Non passa ormai settimana senza che si debba fare i conti con un nuovo leak, tanto che per chi ne scrive rischia quasi di diventare una poco rassicurante consuetudine. Quello di cui si parla oggi non può però essere considerato la norma, per via delle mastodontiche dimensioni dell’archivio finito in Rete: una volta scompattati i file contenuti nella Collection #1-#6 arrivano a occupare 847 GB.
Collection #1-#6, uno sguardo all’archivio
Quasi 1 TB dunque, stracolmo di indirizzi email e password associate, 2,2 miliardi di credenziali utilizzate per l’accesso alle più svariate piattaforme online: da quelle per il cloud storage ai social, fino alle caselle di posta elettronica. Abbiamo dato uno sguardo all’interno di quello che definire pacchetto è quantomeno riduttivo e possiamo confermare che le informazioni sono autentiche: ci abbiamo trovato noi stessi, i nostri account e i codici segreti scelti per il login. Gli autori hanno pensato di semplificare il lavoro includendo un file Readme con alcune istruzioni per trovare in un attimo account specifici.
To search, please consider a command such as…
Nel documento anche l’invito a condividere la Collection il più a lungo possibile, attraverso i network peer-to-peer. Considerata la loro natura, qualsiasi tentativo di impedirne la distribuzione è destinato a risolversi in un nulla di fatto.
Please seed for as long as possible.
I dati sono racchiusi all’interno di archivi da decomprimere, alcuni con dimensioni pari a pochi MB, altri da diverse decine di GB.
In ognuna delle cartelle e sottocartelle ottenute al termine del processo si trovano i file con le credenziali. Parte dell’archivio è geolocalizzato ovvero contiene gli account legati a un paese specifico: ce ne sono anche relativi all’Italia.
Scorrendo l’elenco non ci stupiamo di come anche nel 2018 gli utenti del mondo online si siano confermati poco responsabili nella scelta della password, con il più classico degli “123456” che rimane saldamente ancorato al primo posto nella non invidiabile classifica di quelle peggiori.
Cosa fare?
Leak o non leak, la prima e più importante regola da seguire non cambia: scegliere una password solida, che non possa essere facilmente indovinata (i nomi di partner, figli o la squadra del cuore sono pessime opzioni), modificandola con regolarità.
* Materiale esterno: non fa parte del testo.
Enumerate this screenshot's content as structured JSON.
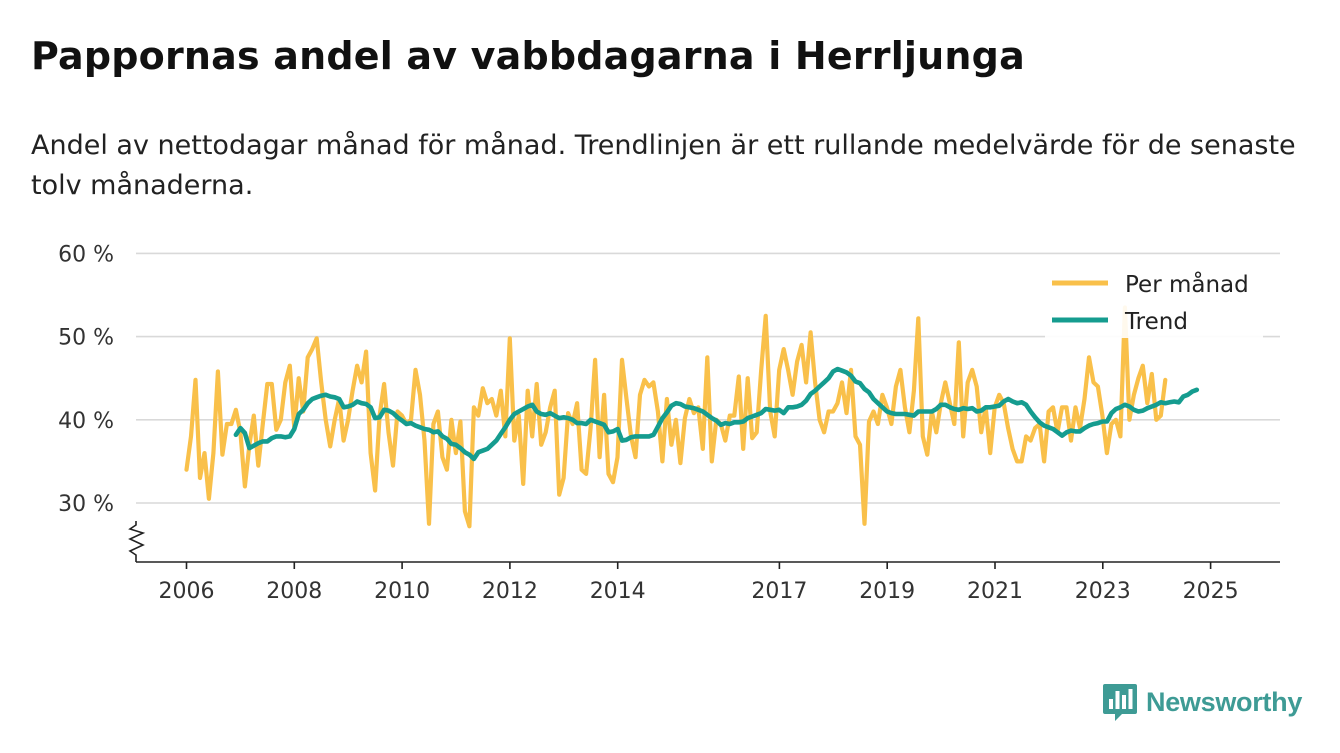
{
  "title": "Pappornas andel av vabbdagarna i Herrljunga",
  "subtitle": "Andel av nettodagar månad för månad. Trendlinjen är ett rullande medelvärde för de senaste tolv månaderna.",
  "brand": {
    "name": "Newsworthy",
    "color": "#3e9b95"
  },
  "colors": {
    "monthly": "#f9c04a",
    "trend": "#159c8f",
    "grid": "#d9d9d9",
    "axis": "#222222",
    "text": "#333333"
  },
  "chart_data": {
    "type": "line",
    "title": "Pappornas andel av vabbdagarna i Herrljunga",
    "xlabel": "",
    "ylabel": "",
    "xlim": [
      2006.0,
      2025.8
    ],
    "ylim": [
      26,
      60
    ],
    "y_ticks": [
      30,
      40,
      50,
      60
    ],
    "y_tick_labels": [
      "30 %",
      "40 %",
      "50 %",
      "60 %"
    ],
    "x_ticks": [
      2006,
      2008,
      2010,
      2012,
      2014,
      2017,
      2019,
      2021,
      2023,
      2025
    ],
    "x_tick_labels": [
      "2006",
      "2008",
      "2010",
      "2012",
      "2014",
      "2017",
      "2019",
      "2021",
      "2023",
      "2025"
    ],
    "grid": true,
    "legend_position": "top-right",
    "series": [
      {
        "name": "Per månad",
        "start": 2006.0,
        "step": 0.0833,
        "values": [
          34,
          38,
          44.8,
          33,
          36,
          30.5,
          36,
          45.8,
          35.8,
          39.5,
          39.5,
          41.2,
          38.5,
          32,
          37,
          40.5,
          34.5,
          39.5,
          44.3,
          44.3,
          38.8,
          40,
          44.5,
          46.5,
          39,
          45,
          41,
          47.5,
          48.5,
          49.8,
          44.5,
          40,
          36.8,
          40,
          42.5,
          37.5,
          40,
          43.5,
          46.5,
          44.5,
          48.2,
          36,
          31.5,
          40.5,
          44.3,
          38.5,
          34.5,
          41,
          40.5,
          39.5,
          40,
          46,
          43,
          37.5,
          27.5,
          39.5,
          41,
          35.5,
          34,
          40,
          36,
          39.8,
          29,
          27.2,
          41.5,
          40.5,
          43.8,
          42,
          42.5,
          40.5,
          43.5,
          38,
          49.8,
          37.5,
          40.5,
          32.3,
          43.5,
          38,
          44.3,
          37,
          38.5,
          41.5,
          43.5,
          31,
          33,
          40.8,
          39.5,
          42,
          34,
          33.5,
          39,
          47.2,
          35.5,
          43,
          33.5,
          32.5,
          35.5,
          47.2,
          42.5,
          38,
          35.5,
          43,
          44.8,
          44,
          44.5,
          41,
          35,
          42.5,
          37,
          40,
          34.8,
          40.2,
          42.5,
          40.8,
          41.5,
          36.5,
          47.5,
          35,
          40,
          39.5,
          37.5,
          40.5,
          40.5,
          45.2,
          36.5,
          45,
          37.8,
          38.5,
          46,
          52.5,
          41,
          38,
          46,
          48.5,
          46,
          43,
          47,
          49,
          44.5,
          50.5,
          44.5,
          40,
          38.5,
          41,
          41,
          42,
          44.5,
          40.8,
          46,
          38,
          37,
          27.5,
          39.8,
          41,
          39.5,
          43,
          41.5,
          39.5,
          44,
          46,
          41.5,
          38.5,
          43.5,
          52.2,
          38,
          35.8,
          41,
          38.5,
          42,
          44.5,
          42,
          39.5,
          49.3,
          38,
          44.5,
          46,
          44,
          38.5,
          41.5,
          36,
          41.5,
          43,
          42,
          39,
          36.5,
          35,
          35,
          38,
          37.5,
          39,
          39.5,
          35,
          41,
          41.5,
          38.5,
          41.5,
          41.5,
          37.5,
          41.5,
          39,
          42.5,
          47.5,
          44.5,
          44,
          40.5,
          36,
          39.5,
          40,
          38,
          53.5,
          40,
          43,
          45,
          46.5,
          42,
          45.5,
          40,
          40.5,
          44.8
        ]
      },
      {
        "name": "Trend",
        "start": 2006.917,
        "step": 0.0833,
        "values": [
          38.2,
          39,
          38.4,
          36.6,
          36.9,
          37.2,
          37.4,
          37.4,
          37.8,
          38,
          38,
          37.9,
          38,
          38.9,
          40.7,
          41.2,
          42,
          42.5,
          42.7,
          42.9,
          43,
          42.8,
          42.7,
          42.5,
          41.5,
          41.6,
          41.8,
          42.2,
          42,
          41.9,
          41.5,
          40.2,
          40.3,
          41.2,
          41.1,
          40.8,
          40.3,
          39.9,
          39.5,
          39.6,
          39.3,
          39.1,
          38.9,
          38.8,
          38.5,
          38.6,
          38,
          37.7,
          37.1,
          37,
          36.6,
          36.1,
          35.8,
          35.3,
          36.1,
          36.3,
          36.5,
          37,
          37.5,
          38.3,
          39.1,
          40,
          40.7,
          41,
          41.3,
          41.6,
          41.8,
          41,
          40.7,
          40.6,
          40.8,
          40.5,
          40.2,
          40.3,
          40.2,
          40,
          39.6,
          39.6,
          39.5,
          40,
          39.8,
          39.6,
          39.4,
          38.5,
          38.6,
          38.9,
          37.5,
          37.6,
          37.9,
          38,
          38,
          38,
          38,
          38.2,
          39.2,
          40.2,
          40.9,
          41.7,
          42,
          41.9,
          41.6,
          41.5,
          41.4,
          41.2,
          41,
          40.6,
          40.2,
          39.9,
          39.4,
          39.6,
          39.5,
          39.7,
          39.7,
          39.8,
          40.2,
          40.4,
          40.6,
          40.8,
          41.3,
          41.2,
          41.1,
          41.2,
          40.8,
          41.5,
          41.5,
          41.6,
          41.8,
          42.3,
          43.1,
          43.5,
          44,
          44.5,
          45,
          45.8,
          46.1,
          45.9,
          45.7,
          45.3,
          44.6,
          44.4,
          43.7,
          43.3,
          42.5,
          42,
          41.5,
          41,
          40.8,
          40.7,
          40.7,
          40.7,
          40.6,
          40.5,
          41,
          41,
          41,
          41,
          41.3,
          41.8,
          41.8,
          41.5,
          41.3,
          41.2,
          41.4,
          41.3,
          41.4,
          41,
          41.1,
          41.5,
          41.5,
          41.6,
          41.7,
          42.2,
          42.5,
          42.2,
          42,
          42.1,
          41.8,
          41,
          40.3,
          39.7,
          39.3,
          39.1,
          38.9,
          38.5,
          38.1,
          38.5,
          38.7,
          38.6,
          38.6,
          39,
          39.3,
          39.5,
          39.6,
          39.8,
          39.8,
          40.8,
          41.3,
          41.5,
          41.8,
          41.6,
          41.2,
          41,
          41.1,
          41.4,
          41.6,
          41.8,
          42.1,
          42,
          42.1,
          42.2,
          42.1,
          42.8,
          43,
          43.4,
          43.6
        ]
      }
    ]
  }
}
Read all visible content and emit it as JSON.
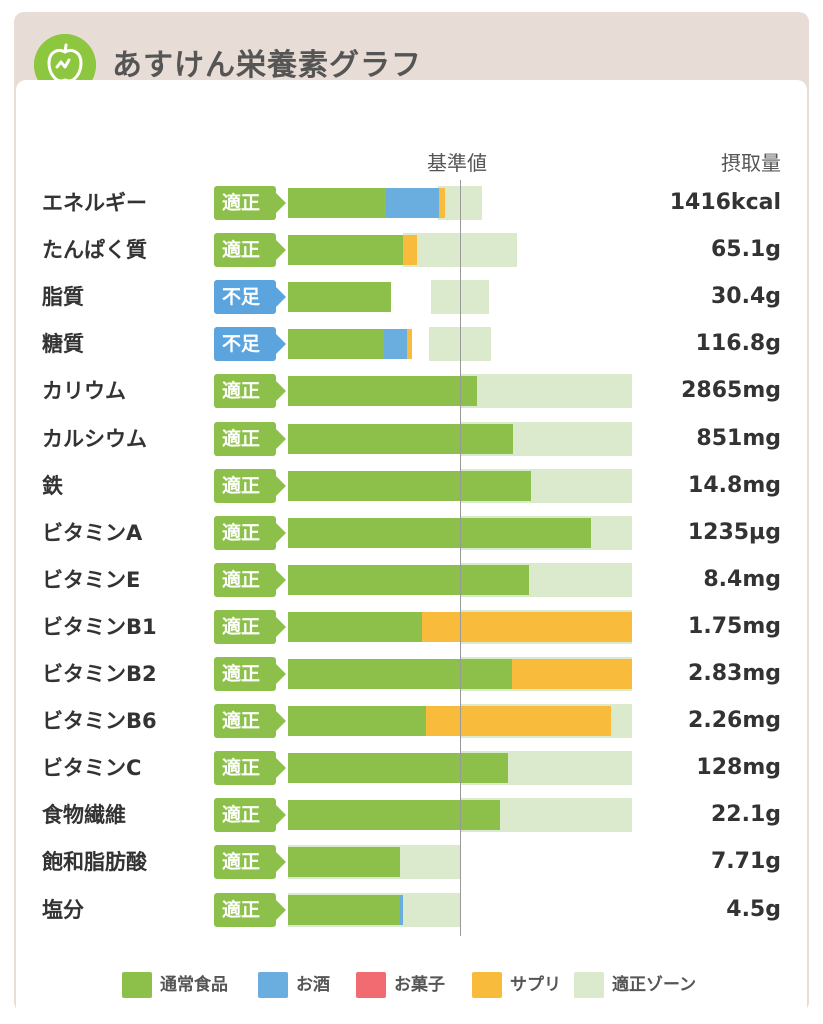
{
  "header": {
    "title": "あすけん栄養素グラフ"
  },
  "columns": {
    "reference": "基準値",
    "intake": "摂取量"
  },
  "colors": {
    "food": "#8dc04a",
    "alcohol": "#6aaee0",
    "snack": "#f26b70",
    "supplement": "#f9bb3c",
    "zone": "#dbe9cc",
    "badge_ok": "#8dc04a",
    "badge_low": "#5ba4de"
  },
  "chart_data": {
    "type": "bar",
    "orientation": "horizontal",
    "stacked": true,
    "reference_line": 100,
    "xlim": [
      0,
      200
    ],
    "series_names": [
      "通常食品",
      "お酒",
      "お菓子",
      "サプリ"
    ],
    "rows": [
      {
        "label": "エネルギー",
        "status": "適正",
        "status_type": "ok",
        "food": 57,
        "alcohol": 31,
        "snack": 0,
        "supplement": 3,
        "zone": [
          87,
          113
        ],
        "value": "1416kcal"
      },
      {
        "label": "たんぱく質",
        "status": "適正",
        "status_type": "ok",
        "food": 67,
        "alcohol": 0,
        "snack": 0,
        "supplement": 8,
        "zone": [
          67,
          133
        ],
        "value": "65.1g"
      },
      {
        "label": "脂質",
        "status": "不足",
        "status_type": "low",
        "food": 60,
        "alcohol": 0,
        "snack": 0,
        "supplement": 0,
        "zone": [
          83,
          117
        ],
        "value": "30.4g"
      },
      {
        "label": "糖質",
        "status": "不足",
        "status_type": "low",
        "food": 56,
        "alcohol": 13,
        "snack": 0,
        "supplement": 3,
        "zone": [
          82,
          118
        ],
        "value": "116.8g"
      },
      {
        "label": "カリウム",
        "status": "適正",
        "status_type": "ok",
        "food": 110,
        "alcohol": 0,
        "snack": 0,
        "supplement": 0,
        "zone": [
          100,
          200
        ],
        "value": "2865mg"
      },
      {
        "label": "カルシウム",
        "status": "適正",
        "status_type": "ok",
        "food": 131,
        "alcohol": 0,
        "snack": 0,
        "supplement": 0,
        "zone": [
          100,
          200
        ],
        "value": "851mg"
      },
      {
        "label": "鉄",
        "status": "適正",
        "status_type": "ok",
        "food": 141,
        "alcohol": 0,
        "snack": 0,
        "supplement": 0,
        "zone": [
          100,
          200
        ],
        "value": "14.8mg"
      },
      {
        "label": "ビタミンA",
        "status": "適正",
        "status_type": "ok",
        "food": 176,
        "alcohol": 0,
        "snack": 0,
        "supplement": 0,
        "zone": [
          100,
          200
        ],
        "value": "1235µg"
      },
      {
        "label": "ビタミンE",
        "status": "適正",
        "status_type": "ok",
        "food": 140,
        "alcohol": 0,
        "snack": 0,
        "supplement": 0,
        "zone": [
          100,
          200
        ],
        "value": "8.4mg"
      },
      {
        "label": "ビタミンB1",
        "status": "適正",
        "status_type": "ok",
        "food": 78,
        "alcohol": 0,
        "snack": 0,
        "supplement": 122,
        "zone": [
          100,
          200
        ],
        "value": "1.75mg"
      },
      {
        "label": "ビタミンB2",
        "status": "適正",
        "status_type": "ok",
        "food": 130,
        "alcohol": 0,
        "snack": 0,
        "supplement": 70,
        "zone": [
          100,
          200
        ],
        "value": "2.83mg"
      },
      {
        "label": "ビタミンB6",
        "status": "適正",
        "status_type": "ok",
        "food": 80,
        "alcohol": 0,
        "snack": 0,
        "supplement": 108,
        "zone": [
          100,
          200
        ],
        "value": "2.26mg"
      },
      {
        "label": "ビタミンC",
        "status": "適正",
        "status_type": "ok",
        "food": 128,
        "alcohol": 0,
        "snack": 0,
        "supplement": 0,
        "zone": [
          100,
          200
        ],
        "value": "128mg"
      },
      {
        "label": "食物繊維",
        "status": "適正",
        "status_type": "ok",
        "food": 123,
        "alcohol": 0,
        "snack": 0,
        "supplement": 0,
        "zone": [
          100,
          200
        ],
        "value": "22.1g"
      },
      {
        "label": "飽和脂肪酸",
        "status": "適正",
        "status_type": "ok",
        "food": 65,
        "alcohol": 0,
        "snack": 0,
        "supplement": 0,
        "zone": [
          0,
          100
        ],
        "value": "7.71g"
      },
      {
        "label": "塩分",
        "status": "適正",
        "status_type": "ok",
        "food": 65,
        "alcohol": 2,
        "snack": 0,
        "supplement": 0,
        "zone": [
          0,
          100
        ],
        "value": "4.5g"
      }
    ]
  },
  "legend": [
    {
      "label": "通常食品",
      "color": "#8dc04a"
    },
    {
      "label": "お酒",
      "color": "#6aaee0"
    },
    {
      "label": "お菓子",
      "color": "#f26b70"
    },
    {
      "label": "サプリ",
      "color": "#f9bb3c"
    },
    {
      "label": "適正ゾーン",
      "color": "#dbe9cc"
    }
  ]
}
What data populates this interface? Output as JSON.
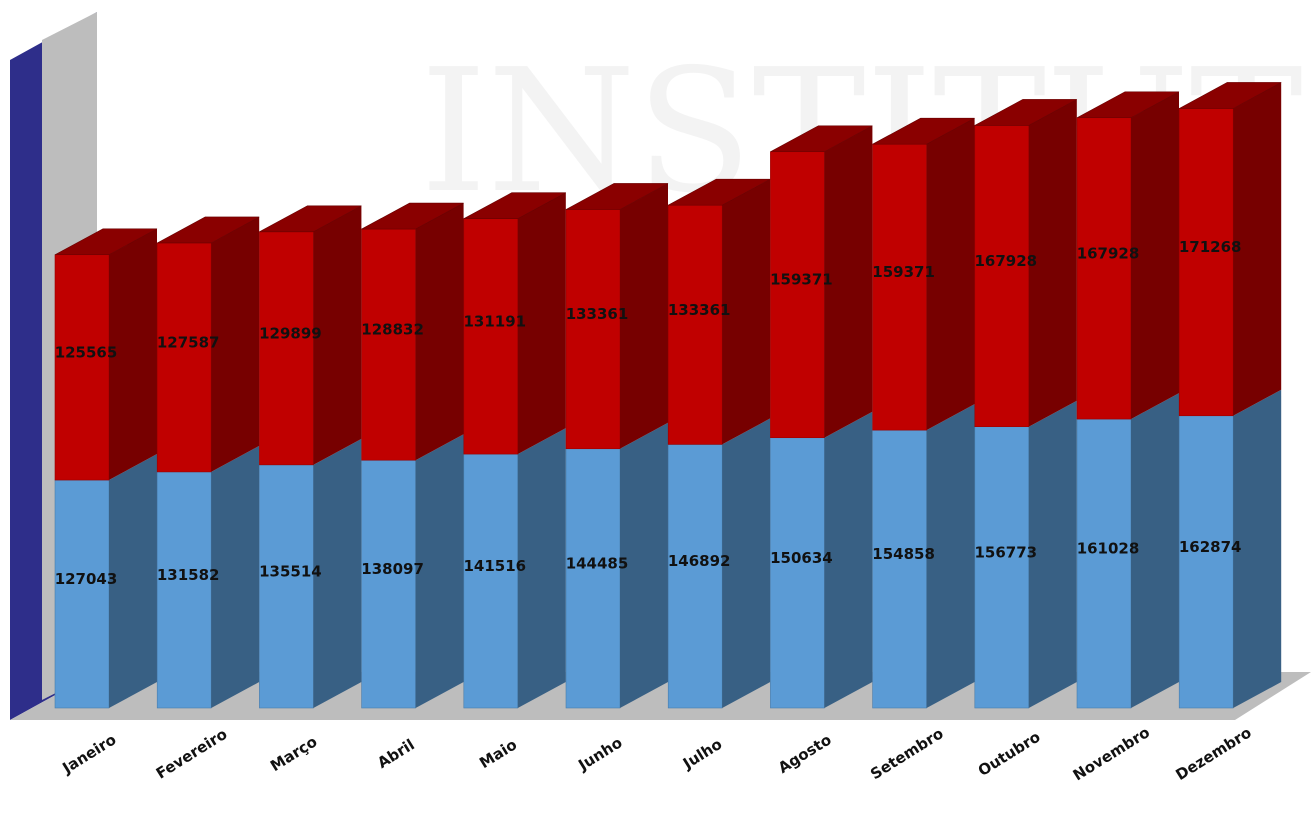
{
  "chart_data": {
    "type": "bar",
    "stacked": true,
    "style": "3d",
    "categories": [
      "Janeiro",
      "Fevereiro",
      "Março",
      "Abril",
      "Maio",
      "Junho",
      "Julho",
      "Agosto",
      "Setembro",
      "Outubro",
      "Novembro",
      "Dezembro"
    ],
    "series": [
      {
        "values": [
          127043,
          131582,
          135514,
          138097,
          141516,
          144485,
          146892,
          150634,
          154858,
          156773,
          161028,
          162874
        ],
        "color": "#5b9bd5"
      },
      {
        "values": [
          125565,
          127587,
          129899,
          128832,
          131191,
          133361,
          133361,
          159371,
          159371,
          167928,
          167928,
          171268
        ],
        "color": "#c00000"
      }
    ],
    "ylim": [
      0,
      350000
    ],
    "legend": "none",
    "grid": false,
    "watermark": "INSTITUTO"
  }
}
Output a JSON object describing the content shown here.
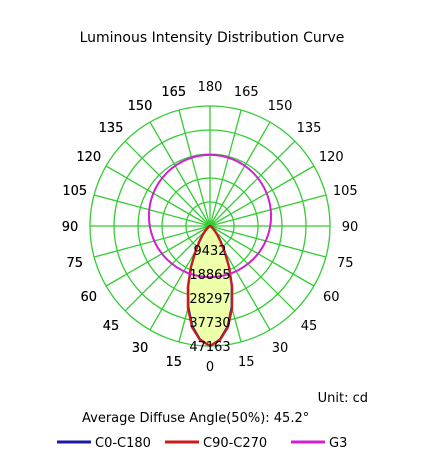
{
  "chart_data": {
    "type": "polar",
    "title": "Luminous Intensity Distribution Curve",
    "unit_label": "Unit: cd",
    "summary_label": "Average Diffuse Angle(50%): 45.2°",
    "angle_labels": [
      "0",
      "15",
      "30",
      "45",
      "60",
      "75",
      "90",
      "105",
      "120",
      "135",
      "150",
      "165",
      "180",
      "165",
      "150",
      "135",
      "120",
      "105",
      "90",
      "75",
      "60",
      "45",
      "30",
      "15"
    ],
    "radial_tick_labels": [
      "9432",
      "18865",
      "28297",
      "37730",
      "47163"
    ],
    "radial_max": 47163,
    "grid": true,
    "legend_position": "bottom",
    "series": [
      {
        "name": "C0-C180",
        "color": "#1a1aa6",
        "angles": [
          0,
          5,
          10,
          15,
          20,
          25,
          30,
          35,
          40,
          45,
          50,
          60,
          70,
          80,
          90
        ],
        "values": [
          47163,
          44800,
          40100,
          33000,
          25000,
          17600,
          11300,
          7000,
          4300,
          2500,
          1400,
          550,
          250,
          150,
          0
        ]
      },
      {
        "name": "C90-C270",
        "color": "#cc1a1a",
        "angles": [
          0,
          5,
          10,
          15,
          20,
          25,
          30,
          35,
          40,
          45,
          50,
          60,
          70,
          80,
          90
        ],
        "values": [
          47163,
          45000,
          40500,
          33500,
          25500,
          17800,
          11500,
          7100,
          4400,
          2600,
          1450,
          600,
          280,
          160,
          0
        ]
      },
      {
        "name": "G3",
        "color": "#d21fd2",
        "angles": [
          0,
          30,
          60,
          90,
          120,
          150,
          180
        ],
        "values": [
          24000,
          24000,
          24000,
          24000,
          24000,
          24000,
          24000
        ]
      }
    ],
    "colors": {
      "grid": "#33cc33",
      "fill": "#eeffaa"
    }
  }
}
Va infatti precisato che buona parte dei dati contenuti nelle release della Collection fin qui distribuite (ne arriveranno quasi certamente altre) proviene da violazioni di servizi online messe a segno anni fa. Chi di recente ha già provveduto a scegliere un nuovo codice di accesso può ritenersi al sicuro.
Abilitare inoltre sempre, quando consentito, l’autenticazione a due fattori. In questo modo viene chiesta un’azione aggiuntiva rispetto al solo invio dell’accoppiata user-password per portare a termine il login, ad esempio un’interazione con lo smartphone o l’inserimento di un codice ricevuto via SMS.
In alternativa è possibile affidarsi a una delle tante soluzioni password manager in circolazione che generano e salvano in modo del tutto automatico le stringhe, su computer e dispositivi mobile. L’offerta è varia, sia per chi è disposto a mettere mano al portafogli sia per chi invece preferisce alternative free. Tutto questo in attesa che sistemi come Security Key e altri dispositivi fisici rendano l’odierno codice alfanumerico qualcosa di obsoleto e da non rimpiangere.
Per capire se i propri account siano stati compromessi o meno ci si può inoltre affidare a strumenti come Have I Been Pwned? o HPI Identity Leak Checker che in pochi istanti restituiscono un feedback tenendo conto di username e password interessati dai vari leak, compreso quello monstre di cui si parla oggi.